Let's go ahead and run the preceding code. It's a fairly computationally expensive thing to do, so it will take a moment to actually come back with a result. But, there we have it!

So, what do we have in the preceding output? We have here a new DataFrame where every movie is on the row, and in the column. So, we can look at the intersection of any two given movies and find their correlation score to each other based on this userRatings data that we had up here originally. How cool is that? For example, the movie 101 Dalmatians (1996) is perfectly correlated with itself of course, because it has identical user rating vectors. But, if you look at 101 Dalmatians (1996) movie's relationship to the movie 12 Angry Men (1957), it's a much lower correlation score because those movies are rather dissimilar, makes sense, right?

I have this wonderful matrix now that will give me the similarity score of any two movies to each other. It's kind of amazing, and very useful for what we're going to be doing. Now just like earlier, we have to deal with spurious results. So, I don't want to be looking at relationships that are based on a small amount of behavior information.

It turns out that the Pandas corr function actually has a few parameters you can give it. One is the actual correlation score method that you want to use, so I'm going to say use pearson correlation.

corrMatrix = userRatings.corr(method='pearson', min_periods=100) 
corrMatrix.head() 

You'll notice that it also has a min_periods parameter you can give it, and that basically says I only want you to consider correlation scores that are backed up by at least, in this example, 100 people that rated both movies. Running that will get rid of the spurious relationships that are based on just a handful of people. The following is the matrix that we get after running the code:

It's a little bit different to what we did in the item similarities exercise where we just threw out any movie that was rated by less than 100 people. What we're doing here, is throwing out movie similarities where less than 100 people rated both of those movies, okay? So, you can see in the preceding matrix that we have a lot more NaN values.

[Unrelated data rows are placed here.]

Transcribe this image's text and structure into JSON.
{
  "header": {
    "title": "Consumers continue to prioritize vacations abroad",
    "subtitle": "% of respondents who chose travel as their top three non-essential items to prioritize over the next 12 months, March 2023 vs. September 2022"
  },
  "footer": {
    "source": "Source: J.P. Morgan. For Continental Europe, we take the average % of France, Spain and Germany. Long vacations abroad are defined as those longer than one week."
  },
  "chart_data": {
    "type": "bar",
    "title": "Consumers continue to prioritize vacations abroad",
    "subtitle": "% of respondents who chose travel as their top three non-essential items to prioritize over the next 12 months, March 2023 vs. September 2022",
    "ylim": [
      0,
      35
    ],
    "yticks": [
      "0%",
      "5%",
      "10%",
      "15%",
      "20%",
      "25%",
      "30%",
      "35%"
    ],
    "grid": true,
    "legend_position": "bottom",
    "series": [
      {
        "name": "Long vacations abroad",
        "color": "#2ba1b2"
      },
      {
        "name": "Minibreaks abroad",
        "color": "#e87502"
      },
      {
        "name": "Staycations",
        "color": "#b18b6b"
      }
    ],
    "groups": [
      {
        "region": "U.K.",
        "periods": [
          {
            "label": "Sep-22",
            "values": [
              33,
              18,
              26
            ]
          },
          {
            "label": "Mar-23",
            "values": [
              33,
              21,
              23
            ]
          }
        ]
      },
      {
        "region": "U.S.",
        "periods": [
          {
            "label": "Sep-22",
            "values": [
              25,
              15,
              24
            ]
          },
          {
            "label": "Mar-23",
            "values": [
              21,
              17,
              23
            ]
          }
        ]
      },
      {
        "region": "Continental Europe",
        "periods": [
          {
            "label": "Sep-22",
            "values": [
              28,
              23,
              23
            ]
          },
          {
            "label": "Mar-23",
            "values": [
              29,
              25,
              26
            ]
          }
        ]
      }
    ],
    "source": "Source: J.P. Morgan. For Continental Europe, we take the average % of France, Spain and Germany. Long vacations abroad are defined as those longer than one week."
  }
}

In fact, even movies that are similar to themselves get thrown out, so for example, the movie 1-900 (1994) was, presumably, watched by fewer than 100 people so it just gets tossed entirely. The movie, 101 Dalmatians (1996) however, survives with a correlation score of 1, and there are actually no movies in this little sample of the dataset that are different from each other that had 100 people in common that watched both. But, there are enough movies that survive to get meaningful results.